Trading in homework for relationships
Ugh.😕 For me the belief that I “HAVE TO” get them to engage was actually causing me to push my kiddos farther away. I read research and went to conferences that challenged me to let go of this mindset.
There was a lot to letting go to a “Have to” mindset both for myself and my students. Believing in "have to" sucked me in to adopting all of the responsibility that my students refused to pick up. One of my favorite analogies is “dragging someone down the street.” What happens when you drag someone down the street and you let go?
They just lay there!
None of my extra work in the form of dragging made my students more willing to get up and walk.
This goes along with the work of Dr. Stembridge in his book Culturally responsive education, which I just had the privilege to facilitate for The Center for Strengthening the Teaching Profession. He states,
I know many students who have learned to minimize the risk in their cognitive engagement by relying on their teachers to over-manage the emotional investment for the students.
It was time to stop dragging and allow people to lay in the street if they wanted to. Maybe that's exactly where they needed to be for this moment in time. It took my most defiant students to help me realize this and I am SO grateful for their determination to be themselves on their terms regardless of the social conditioning that had me believing a lot of "have to's" for them as well. They refused to share my made up worries and forced me to see what was truly important; 💕 RELATIONSHIPS.
I decided to lean into the research and, quit dragging students down the street of learning. I decided as long as they weren’t willing to do any work, we may as well focus on building our relationships. Since they were blowing off the test or work, I would find a way to let go as well! Yep, I threw my hands up and let it go. I realize that’s unheard of for a teacher, and that there are plenty out there who will and have judged me for it but innovation doesn't come from living safely inside status quo.
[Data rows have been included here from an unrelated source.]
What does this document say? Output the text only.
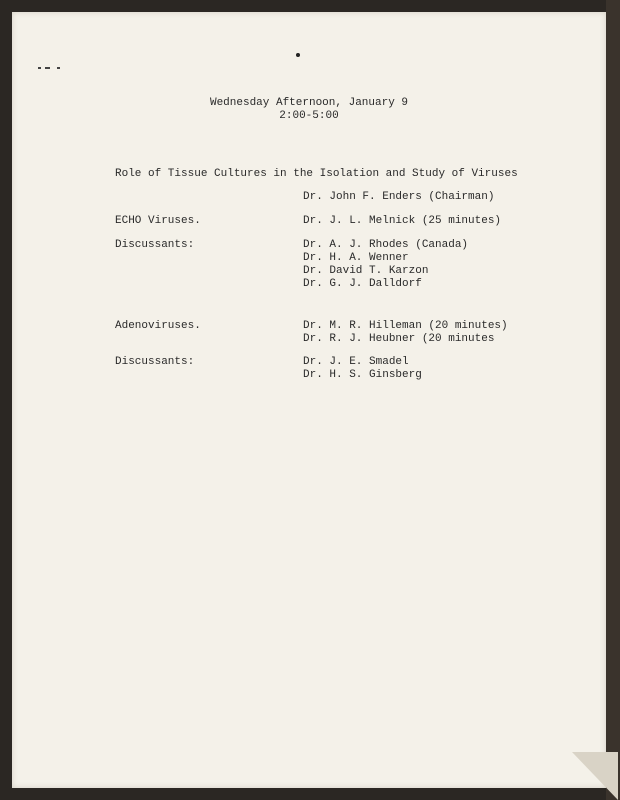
Wednesday Afternoon, January 9

2:00-5:00

Role of Tissue Cultures in the Isolation and Study of Viruses

Dr. John F. Enders (Chairman)

ECHO Viruses.	Dr. J. L. Melnick (25 minutes)

Discussants:	Dr. A. J. Rhodes (Canada)

Dr. H. A. Wenner

Dr. David T. Karzon

Dr. G. J. Dalldorf

Adenoviruses.	Dr. M. R. Hilleman (20 minutes)

Dr. R. J. Heubner (20 minutes

Discussants:	Dr. J. E. Smadel

Dr. H. S. Ginsberg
I knew I was going to have to get WAY outside of the 📦 which is uncomfortable and scary but worth it to find a solution rather than keep slogging along the same old path or beating my head against the same wall till I completely burn out.
This transformation was amazing because, in the end, my STUDENTS were the ones to come around and start believing in their potential and education. They told ME where they needed to go to make the most growth. They helped decide what the learning could look like for it to be more engaging. I liked my job so much better because rather than focusing on school work and freaking out about standards, I was now focusing on kids; their hopes, dreams, struggles, insecurities, celebrations, and families.
Relationship matters more than anything and when I put that first, I gained 3 months academic growth in math and reading without teaching anything additional! I knew this had to do with the idea that, "emotion and reason are threads of the same fabric; to remove one compromises the integrity of the other." Stembridge 2020 By ignoring the emotional needs of my students to connect first, I was compromising the integrity of their ability to learn.
My most powerful relationship builder was walking home with every one of my students each year. Building a meaningful bridge between families and my classroom did more to create a safe space for my students to come be vulnerable and learn than ANY CURRICULUM OR TRAINING I had tried.
Home visits aren’t always the safest (read the Salty Nuts chapter in my book) and aren’t always possible but I do recommend trading out meetings and grading an overabundance of tests for them. I shortened my classroom tests because I don’t need 20 examples to know if a student understands a concept but I do need more time to connect in a way that will engage my students.
Instead of grading piles of papers after school (this meant not assigning so many in the first place), I chose to…
- Chat with family members about POSITIVE things only,
- Take a moment with a student,
- Leave some special notes for your students in their journals,
- Find a way to celebrate the humans we are interacting with.